I wish I had looked at PSKREPORTER to see where I was being heard. Europe, Asia, North America, South America … pretty much all over the world. Had I known that, I would have cranked out a few CQs myself. I think I just gave up too soon. Live and learn!
Well, I’ve been somewhat of a slacker … my last sustained activity was in February. I just had an accumulation of things that couldn’t be put off any longer that took precedence. I’m still not out of the woods, but I can see the light at the end of the tunnel!
I have managed to get some JT activity the past couple of days. Yesterday, in particular, seemed to be pretty good propagation during the early afternoon, but I didn’t have the time to get much operating done. Ah, well … I can only hope!
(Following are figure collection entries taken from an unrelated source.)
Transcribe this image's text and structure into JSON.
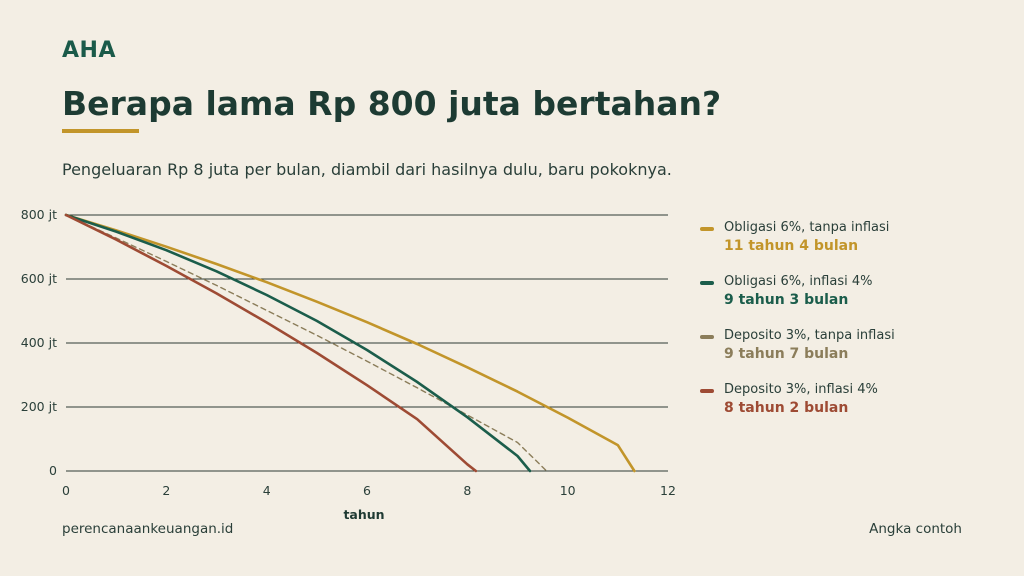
{
  "brand": "AHA",
  "title": "Berapa lama Rp 800 juta bertahan?",
  "subtitle": "Pengeluaran Rp 8 juta per bulan, diambil dari hasilnya dulu, baru pokoknya.",
  "footer": {
    "source": "perencanaankeuangan.id",
    "note": "Angka contoh"
  },
  "colors": {
    "background": "#f3eee4",
    "accent": "#c2952a",
    "grid": "#2d3a35"
  },
  "chart_data": {
    "type": "line",
    "xlabel": "tahun",
    "ylabel": "",
    "xlim": [
      0,
      12
    ],
    "ylim": [
      0,
      800
    ],
    "x_ticks": [
      "0",
      "2",
      "4",
      "6",
      "8",
      "10",
      "12"
    ],
    "y_ticks": [
      "0",
      "200 jt",
      "400 jt",
      "600 jt",
      "800 jt"
    ],
    "grid": true,
    "legend_position": "right",
    "series": [
      {
        "name": "Obligasi 6%, tanpa inflasi",
        "result": "11 tahun 4 bulan",
        "color": "#c2952a",
        "dashed": false,
        "x": [
          0,
          1,
          2,
          3,
          4,
          5,
          6,
          7,
          8,
          9,
          10,
          11,
          11.33
        ],
        "y": [
          800,
          752,
          701,
          647,
          590,
          529,
          465,
          397,
          324,
          248,
          167,
          81,
          0
        ]
      },
      {
        "name": "Obligasi 6%, inflasi 4%",
        "result": "9 tahun 3 bulan",
        "color": "#1b5d4b",
        "dashed": false,
        "x": [
          0,
          1,
          2,
          3,
          4,
          5,
          6,
          7,
          8,
          9,
          9.25
        ],
        "y": [
          800,
          748,
          690,
          624,
          550,
          469,
          378,
          278,
          168,
          47,
          0
        ]
      },
      {
        "name": "Deposito 3%, tanpa inflasi",
        "result": "9 tahun 7 bulan",
        "color": "#8b7d5a",
        "dashed": true,
        "x": [
          0,
          1,
          2,
          3,
          4,
          5,
          6,
          7,
          8,
          9,
          9.58
        ],
        "y": [
          800,
          728,
          655,
          580,
          502,
          424,
          343,
          260,
          175,
          89,
          0
        ]
      },
      {
        "name": "Deposito 3%, inflasi 4%",
        "result": "8 tahun 2 bulan",
        "color": "#9e4b34",
        "dashed": false,
        "x": [
          0,
          1,
          2,
          3,
          4,
          5,
          6,
          7,
          8,
          8.17
        ],
        "y": [
          800,
          723,
          641,
          555,
          464,
          369,
          268,
          162,
          21,
          0
        ]
      }
    ]
  }
}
The weather is decidedly more cooperative lately, so maybe I’ll have a chance to get the cobweb antenna up, and do some portable operations from the truck as well. I checked out my FT-817ND and the associated mobile and portable goodies the other evening, and I think I’m OK there.
I got a couple of QSL cards this week, too! That’s an unusual occurrence for me nowadays. Back in the “good old days,” it was NOT unusual to get a few cards every week. Of course, when I was rare DX, I used to get LOTS of cards every week. Times change.
Well, I’m about finished my lunch break at work, so let me get back to work. See you later …
I got a bit of SSB operating in during this weekend. The bands were not very good from my location. Noise levels were just high enough to be irritating, and I never did manage to work any stations other than 20 and 40 meters. Forty was the most prolific band, and I did manage to find quite a few stations among the squeals and heterodynes of the AM broadcast stations.
Sunday, I worked 20 and 40 again … but JT65 this time. There was a good mix of stations on, but primarily up and down the east coast and midwest. I worked them until the band petered out and then switched off the rig.
All in all, it was a good weekend, and I had a lot of fun. I was glad to have an “indoor” hobby, since the weekend was damp and dreary. Hey, it was better than the foot of snow we had a couple of weeks ago! Ah, well … spring is just around the corner.